Of course, I'm not arguing that there is no ability of some batters to hit grounders that get through the infield. Harder hit grounders will tend to get through more often. However, this is likely offset by the additional time infielders have to throw the runner out when they knock down a grounder and the ability of fast runners to beat out slowly or weakly hit ground balls.
The reasoning for less variability and therefore more skill reflected in on base percentage than batting average is straightforward. Since the publication of the Baseball Abstracts and The Sinister First Baseman in the early 1980s baseball analysts have become increasingly aware that walks are as much a function of the hitter as the pitcher. This view has slowly made its way to the front offices of many major league teams to the point that teams have now begun to consider strike zone judgment in their scouting scheme.
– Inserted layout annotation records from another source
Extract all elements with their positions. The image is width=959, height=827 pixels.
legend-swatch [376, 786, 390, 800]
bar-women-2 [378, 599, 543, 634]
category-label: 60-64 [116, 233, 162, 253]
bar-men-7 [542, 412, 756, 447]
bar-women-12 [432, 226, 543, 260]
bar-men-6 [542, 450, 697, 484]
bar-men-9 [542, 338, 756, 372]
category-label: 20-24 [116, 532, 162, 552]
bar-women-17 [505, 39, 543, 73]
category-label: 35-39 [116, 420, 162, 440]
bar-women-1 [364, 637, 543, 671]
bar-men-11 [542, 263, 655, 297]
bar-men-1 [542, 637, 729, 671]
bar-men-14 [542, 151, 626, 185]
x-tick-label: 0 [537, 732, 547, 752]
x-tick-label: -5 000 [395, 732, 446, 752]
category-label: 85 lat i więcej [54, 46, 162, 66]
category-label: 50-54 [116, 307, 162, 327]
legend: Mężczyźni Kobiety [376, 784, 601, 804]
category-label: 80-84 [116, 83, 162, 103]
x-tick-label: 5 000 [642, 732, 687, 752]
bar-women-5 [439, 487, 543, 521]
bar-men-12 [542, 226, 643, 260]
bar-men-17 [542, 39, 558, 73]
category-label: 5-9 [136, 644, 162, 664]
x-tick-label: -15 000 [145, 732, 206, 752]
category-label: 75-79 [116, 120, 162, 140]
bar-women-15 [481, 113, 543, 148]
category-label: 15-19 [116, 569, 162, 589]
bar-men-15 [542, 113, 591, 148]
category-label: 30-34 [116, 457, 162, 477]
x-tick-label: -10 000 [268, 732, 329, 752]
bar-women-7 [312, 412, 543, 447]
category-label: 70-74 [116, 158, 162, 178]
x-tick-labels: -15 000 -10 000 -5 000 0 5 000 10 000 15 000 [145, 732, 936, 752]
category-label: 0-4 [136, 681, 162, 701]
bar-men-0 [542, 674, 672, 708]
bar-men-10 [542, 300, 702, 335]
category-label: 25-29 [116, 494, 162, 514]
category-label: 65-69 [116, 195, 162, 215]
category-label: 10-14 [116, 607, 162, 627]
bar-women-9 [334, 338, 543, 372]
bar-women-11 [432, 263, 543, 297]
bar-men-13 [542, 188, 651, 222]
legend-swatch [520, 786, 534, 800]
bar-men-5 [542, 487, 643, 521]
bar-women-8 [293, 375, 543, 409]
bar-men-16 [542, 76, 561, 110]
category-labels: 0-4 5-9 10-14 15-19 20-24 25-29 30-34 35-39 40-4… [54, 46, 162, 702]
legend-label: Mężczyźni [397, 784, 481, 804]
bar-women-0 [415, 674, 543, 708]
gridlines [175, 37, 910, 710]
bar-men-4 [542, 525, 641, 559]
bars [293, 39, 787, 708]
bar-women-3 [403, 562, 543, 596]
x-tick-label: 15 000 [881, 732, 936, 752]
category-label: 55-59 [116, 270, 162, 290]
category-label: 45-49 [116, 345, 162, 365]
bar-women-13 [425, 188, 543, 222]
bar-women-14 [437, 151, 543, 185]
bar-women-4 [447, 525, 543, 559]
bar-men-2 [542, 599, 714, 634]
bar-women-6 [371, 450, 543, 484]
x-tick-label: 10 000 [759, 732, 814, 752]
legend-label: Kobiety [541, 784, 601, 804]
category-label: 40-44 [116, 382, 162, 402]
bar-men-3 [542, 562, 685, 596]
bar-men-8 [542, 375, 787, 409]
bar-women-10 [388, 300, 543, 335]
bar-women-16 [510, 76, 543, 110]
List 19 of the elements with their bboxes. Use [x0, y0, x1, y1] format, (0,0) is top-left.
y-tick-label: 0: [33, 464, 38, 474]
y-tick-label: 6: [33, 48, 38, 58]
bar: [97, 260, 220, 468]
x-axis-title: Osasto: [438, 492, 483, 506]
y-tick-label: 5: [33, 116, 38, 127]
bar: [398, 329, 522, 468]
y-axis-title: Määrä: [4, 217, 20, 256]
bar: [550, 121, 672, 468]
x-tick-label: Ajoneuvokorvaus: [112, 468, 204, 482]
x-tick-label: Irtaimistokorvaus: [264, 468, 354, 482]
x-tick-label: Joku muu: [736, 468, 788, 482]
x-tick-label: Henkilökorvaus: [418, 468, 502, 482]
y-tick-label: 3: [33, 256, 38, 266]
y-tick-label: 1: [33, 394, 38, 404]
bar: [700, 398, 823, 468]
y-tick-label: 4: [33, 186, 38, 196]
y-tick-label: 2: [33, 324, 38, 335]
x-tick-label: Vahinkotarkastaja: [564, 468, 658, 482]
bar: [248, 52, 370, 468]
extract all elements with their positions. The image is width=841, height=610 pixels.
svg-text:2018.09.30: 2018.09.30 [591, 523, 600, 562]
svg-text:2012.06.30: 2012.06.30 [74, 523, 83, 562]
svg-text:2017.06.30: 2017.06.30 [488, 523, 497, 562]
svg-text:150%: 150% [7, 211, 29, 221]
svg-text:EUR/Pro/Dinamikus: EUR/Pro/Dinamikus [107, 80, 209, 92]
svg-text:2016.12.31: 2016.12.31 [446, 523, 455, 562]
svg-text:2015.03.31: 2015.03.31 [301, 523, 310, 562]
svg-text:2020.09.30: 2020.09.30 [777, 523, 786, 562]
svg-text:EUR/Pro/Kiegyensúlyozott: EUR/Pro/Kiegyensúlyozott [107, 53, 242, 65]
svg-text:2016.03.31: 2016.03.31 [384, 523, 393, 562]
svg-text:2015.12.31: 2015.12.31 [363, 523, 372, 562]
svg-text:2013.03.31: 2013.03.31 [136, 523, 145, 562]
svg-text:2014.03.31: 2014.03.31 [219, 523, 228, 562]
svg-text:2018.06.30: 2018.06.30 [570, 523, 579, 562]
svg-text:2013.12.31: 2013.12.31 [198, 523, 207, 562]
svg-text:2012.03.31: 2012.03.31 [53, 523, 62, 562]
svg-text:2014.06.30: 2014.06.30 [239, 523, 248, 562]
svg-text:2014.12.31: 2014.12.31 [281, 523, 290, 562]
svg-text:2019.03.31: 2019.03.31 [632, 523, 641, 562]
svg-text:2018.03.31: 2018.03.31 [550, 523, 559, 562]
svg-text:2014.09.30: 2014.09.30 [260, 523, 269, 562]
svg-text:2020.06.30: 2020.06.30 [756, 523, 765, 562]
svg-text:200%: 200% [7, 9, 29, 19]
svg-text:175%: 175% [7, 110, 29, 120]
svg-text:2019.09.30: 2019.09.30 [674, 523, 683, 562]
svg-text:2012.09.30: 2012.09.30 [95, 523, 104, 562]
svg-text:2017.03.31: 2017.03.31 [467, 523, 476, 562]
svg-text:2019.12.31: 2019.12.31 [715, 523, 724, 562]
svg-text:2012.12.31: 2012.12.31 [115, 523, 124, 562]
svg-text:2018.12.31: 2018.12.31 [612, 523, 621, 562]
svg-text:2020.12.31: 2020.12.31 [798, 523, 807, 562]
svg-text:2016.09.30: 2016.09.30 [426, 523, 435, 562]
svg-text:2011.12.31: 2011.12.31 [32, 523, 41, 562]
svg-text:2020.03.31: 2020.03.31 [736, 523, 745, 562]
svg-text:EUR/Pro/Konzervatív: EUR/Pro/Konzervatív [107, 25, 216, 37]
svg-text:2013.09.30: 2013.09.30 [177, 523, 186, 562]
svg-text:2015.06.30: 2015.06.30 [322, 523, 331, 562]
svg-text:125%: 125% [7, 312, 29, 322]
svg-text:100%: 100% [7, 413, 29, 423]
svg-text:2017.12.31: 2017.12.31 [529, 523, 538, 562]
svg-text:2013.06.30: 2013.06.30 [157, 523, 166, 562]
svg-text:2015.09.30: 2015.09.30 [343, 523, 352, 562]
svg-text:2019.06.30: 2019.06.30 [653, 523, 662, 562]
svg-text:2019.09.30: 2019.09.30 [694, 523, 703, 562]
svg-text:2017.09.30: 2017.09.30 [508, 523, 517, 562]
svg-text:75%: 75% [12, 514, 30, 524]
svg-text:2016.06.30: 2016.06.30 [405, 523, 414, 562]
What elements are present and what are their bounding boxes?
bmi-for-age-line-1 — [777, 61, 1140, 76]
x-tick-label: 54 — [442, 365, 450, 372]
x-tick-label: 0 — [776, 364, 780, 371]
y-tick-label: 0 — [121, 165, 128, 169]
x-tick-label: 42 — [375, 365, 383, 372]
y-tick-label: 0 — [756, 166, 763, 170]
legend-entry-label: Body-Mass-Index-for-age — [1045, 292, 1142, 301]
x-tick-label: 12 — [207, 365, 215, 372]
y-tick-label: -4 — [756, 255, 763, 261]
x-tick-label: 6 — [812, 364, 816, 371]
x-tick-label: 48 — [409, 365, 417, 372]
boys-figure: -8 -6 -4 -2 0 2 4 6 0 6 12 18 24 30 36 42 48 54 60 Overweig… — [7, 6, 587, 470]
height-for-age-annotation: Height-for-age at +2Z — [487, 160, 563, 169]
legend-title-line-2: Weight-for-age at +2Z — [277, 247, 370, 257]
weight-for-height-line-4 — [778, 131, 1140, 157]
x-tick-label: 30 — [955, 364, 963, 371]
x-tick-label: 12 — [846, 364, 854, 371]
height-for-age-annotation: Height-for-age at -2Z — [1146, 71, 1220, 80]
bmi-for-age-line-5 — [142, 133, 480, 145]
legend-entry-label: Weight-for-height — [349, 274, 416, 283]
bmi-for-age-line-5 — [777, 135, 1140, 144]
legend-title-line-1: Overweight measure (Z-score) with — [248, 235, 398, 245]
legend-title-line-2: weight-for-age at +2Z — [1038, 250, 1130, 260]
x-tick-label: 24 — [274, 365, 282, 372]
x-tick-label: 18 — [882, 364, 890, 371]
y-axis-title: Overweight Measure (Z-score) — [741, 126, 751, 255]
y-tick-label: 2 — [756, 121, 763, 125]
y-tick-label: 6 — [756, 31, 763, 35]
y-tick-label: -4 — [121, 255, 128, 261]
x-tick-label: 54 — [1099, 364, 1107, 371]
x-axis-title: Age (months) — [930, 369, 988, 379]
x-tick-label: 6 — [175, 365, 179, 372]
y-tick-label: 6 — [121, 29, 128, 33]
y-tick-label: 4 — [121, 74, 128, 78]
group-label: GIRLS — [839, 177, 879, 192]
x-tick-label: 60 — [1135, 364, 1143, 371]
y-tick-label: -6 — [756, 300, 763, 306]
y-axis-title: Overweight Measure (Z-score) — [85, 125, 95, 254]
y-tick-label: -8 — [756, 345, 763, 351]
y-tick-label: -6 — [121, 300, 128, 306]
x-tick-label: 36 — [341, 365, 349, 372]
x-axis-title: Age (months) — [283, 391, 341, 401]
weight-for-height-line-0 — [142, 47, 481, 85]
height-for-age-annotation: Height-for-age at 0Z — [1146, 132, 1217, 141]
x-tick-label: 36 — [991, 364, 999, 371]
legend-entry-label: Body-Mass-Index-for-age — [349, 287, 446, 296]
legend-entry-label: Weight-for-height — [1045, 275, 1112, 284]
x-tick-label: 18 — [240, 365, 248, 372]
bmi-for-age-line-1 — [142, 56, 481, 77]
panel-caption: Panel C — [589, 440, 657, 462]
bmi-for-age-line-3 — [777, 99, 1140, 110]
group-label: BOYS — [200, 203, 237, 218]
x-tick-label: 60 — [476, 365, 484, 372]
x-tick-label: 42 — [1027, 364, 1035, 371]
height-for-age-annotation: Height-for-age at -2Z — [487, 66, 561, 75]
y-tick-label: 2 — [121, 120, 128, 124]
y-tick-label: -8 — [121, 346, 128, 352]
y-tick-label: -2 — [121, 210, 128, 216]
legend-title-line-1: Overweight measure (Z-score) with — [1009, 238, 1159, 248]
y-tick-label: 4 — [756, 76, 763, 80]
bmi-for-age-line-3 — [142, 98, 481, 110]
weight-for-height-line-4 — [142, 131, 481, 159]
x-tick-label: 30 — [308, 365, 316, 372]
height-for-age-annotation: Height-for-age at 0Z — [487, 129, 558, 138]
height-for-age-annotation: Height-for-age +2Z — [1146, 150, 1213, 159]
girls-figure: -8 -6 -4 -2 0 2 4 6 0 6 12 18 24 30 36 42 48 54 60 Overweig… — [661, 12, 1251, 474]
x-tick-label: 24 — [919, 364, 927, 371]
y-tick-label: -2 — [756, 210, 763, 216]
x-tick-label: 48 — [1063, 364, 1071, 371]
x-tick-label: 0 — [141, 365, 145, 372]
Historically this wasn't the case. Since the batter was the passive actor in the base on balls it was long assumed that walks were purely or at least mostly under the control of the pitcher. To a certain degree this attitude is still prevalent although in a modified form. For example, this quote was taken from an article by a Toronto beat writer in 2003:
"Clearly, the easiest positive statistic for mediocre hitters, one that requires keeping the bat glued to your shoulder, instead of the traditional hand-eye induced ball-whacking (which is far more exciting), is the ability to draw walks."
But throwbacks aside, it is now generally recognized that a batter's ability to control the strike zone is definitely a skill and it makes sense that it would not be as subject to variability as batting average, a statistic heavily dependent on singles which as we've shown are themselves heavily dependent on luck.
For more information on this question check out Jim Albert's paper, Batting Average: Does it Represent Ability or Luck?. Although Albert did not look at slugging percentage specifically, he did show that strikeout, walk, homerun, on base percentage, and in-play average (batting average on balls put in play) are all more strongly correlated from year to year. In his analysis strikeout, walk, and homerun rates all had strong correlations with coefficients of .7 or greater.